Однако идиллию нарушает папа Иосиф.
– Ну, сыночка, что тебе сказать… Все мы, конечно, счастливы, что ты вернулся своими ногами и без конвоя. Но пора таки подумать о будущем…
Улыбка Лёди гаснет, он с тоскою ждет продолжения. И папа продолжает:
– Ты нивроку хорошо нагулялся…
– Я работал в цирке! – перебивает Лёдя.
– Ну да, ну да, ты нагулялся в цирке, – гнет свое папа, – а теперь пора за дело. Мы с мамой подумали: ты поедешь к дяде Фиме…
– В Херсон?!
– Да, в Херсон, у него там магазин: «Ефим Клейнер. Скобяные товары и садовый инструмент».
– И что я там буду делать?
– Работать. Конечно, это не так весело, как крутиться-вертеться в цирке. Но на старости лет ты уже не покрутишься, а лопаты, топоры и грабли будут нужны людям до самого Страшного суда.
– Но я не сумею! – умоляет Лёдя. – Это совсем не мое дело… Вы поймите…
Молчавшая до сих пор мама сурово обрывает Лёдю:
– Мне сдается, никто не предлагал тебе высказаться!
Лёдя безнадежно машет рукой и понуро опускает голову. А мама смягчается и протягивает ему вторую половинку пирожного.
– На, скушай… Папе уже вредно много сладкого.

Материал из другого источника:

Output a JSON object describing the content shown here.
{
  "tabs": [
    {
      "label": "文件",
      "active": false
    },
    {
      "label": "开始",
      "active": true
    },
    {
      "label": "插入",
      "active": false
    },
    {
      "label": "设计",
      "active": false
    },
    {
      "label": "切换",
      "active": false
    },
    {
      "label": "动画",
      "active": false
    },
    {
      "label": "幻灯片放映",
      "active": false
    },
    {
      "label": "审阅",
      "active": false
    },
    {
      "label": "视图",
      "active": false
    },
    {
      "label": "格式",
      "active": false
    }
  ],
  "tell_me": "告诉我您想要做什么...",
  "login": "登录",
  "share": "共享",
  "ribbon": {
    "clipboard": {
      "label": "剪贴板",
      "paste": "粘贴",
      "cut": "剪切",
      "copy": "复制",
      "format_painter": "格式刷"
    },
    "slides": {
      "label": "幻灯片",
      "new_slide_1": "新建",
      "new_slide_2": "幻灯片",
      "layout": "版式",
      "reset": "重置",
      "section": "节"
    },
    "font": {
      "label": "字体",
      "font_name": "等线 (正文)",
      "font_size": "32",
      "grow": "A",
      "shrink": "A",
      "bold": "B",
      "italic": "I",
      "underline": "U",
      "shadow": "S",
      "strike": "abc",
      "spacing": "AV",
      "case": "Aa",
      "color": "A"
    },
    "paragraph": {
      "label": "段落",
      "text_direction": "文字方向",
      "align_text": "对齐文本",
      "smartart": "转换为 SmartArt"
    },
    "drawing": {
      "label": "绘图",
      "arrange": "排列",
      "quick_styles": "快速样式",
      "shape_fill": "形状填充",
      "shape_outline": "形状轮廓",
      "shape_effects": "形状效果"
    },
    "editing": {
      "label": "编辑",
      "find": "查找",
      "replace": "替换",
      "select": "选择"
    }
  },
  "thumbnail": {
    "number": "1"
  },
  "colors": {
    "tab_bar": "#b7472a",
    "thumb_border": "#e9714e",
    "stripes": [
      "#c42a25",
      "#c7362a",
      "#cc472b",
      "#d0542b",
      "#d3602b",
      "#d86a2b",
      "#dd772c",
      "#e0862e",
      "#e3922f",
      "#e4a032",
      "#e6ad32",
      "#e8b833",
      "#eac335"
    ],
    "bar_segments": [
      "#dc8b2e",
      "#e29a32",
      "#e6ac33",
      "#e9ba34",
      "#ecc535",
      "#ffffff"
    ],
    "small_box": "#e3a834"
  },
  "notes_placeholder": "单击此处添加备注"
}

Куда идет Лёдя в трудные минуты, в отчаянные моменты? Конечно же, к морю. Там отдыхают его душа и тело. И кажется, что все не так уж плохо. А может, скоро даже будет хорошо. Лёдя прыгает в море со скалы, ныряет надолго, потом выныривает, хватая ртом воздух, яростно работает руками и ногами, борясь с волнами моря, как с волнами жизни.
Потом он неподвижно покоится на воде, раскинув руки и глядя в солнечное небо.
И наконец, неспешно плывет к берегу. Выбирается на сушу, бесконечно усталый, шатающийся, делает несколько шагов и падает без сил на спину. Неподалеку расположилась веселая компания – мужчины и женщины расстелили скатерть на песке, выпивают, закусывают и болтают. Лёдя печально смотрит в небо, невольно подслушивая оживленную беседу.
– О боже, как наша прима вчера разбушевалась!
– А чего это? Ей ведь принесли на сцену десять корзин роз…
– Да, но заплатила-то она за двенадцать!
Компания смеется. Лёдя тоже слегка улыбается. И уже внимательней прислушивается к разговору.
Томная красивая брюнетка, слегка растягивая слова, рассказывает:
– Я как-то спросила этого индюка Потемкина… ну, из Малого драматического: «Сколько времени у вас в театре идет „Отелло“»? Он так важно надулся и отвечает: «Мадам, день на день не приходится: иногда – три часа, иногда – два». – «Как это?» – «А так: мы играем до последнего зрителя!»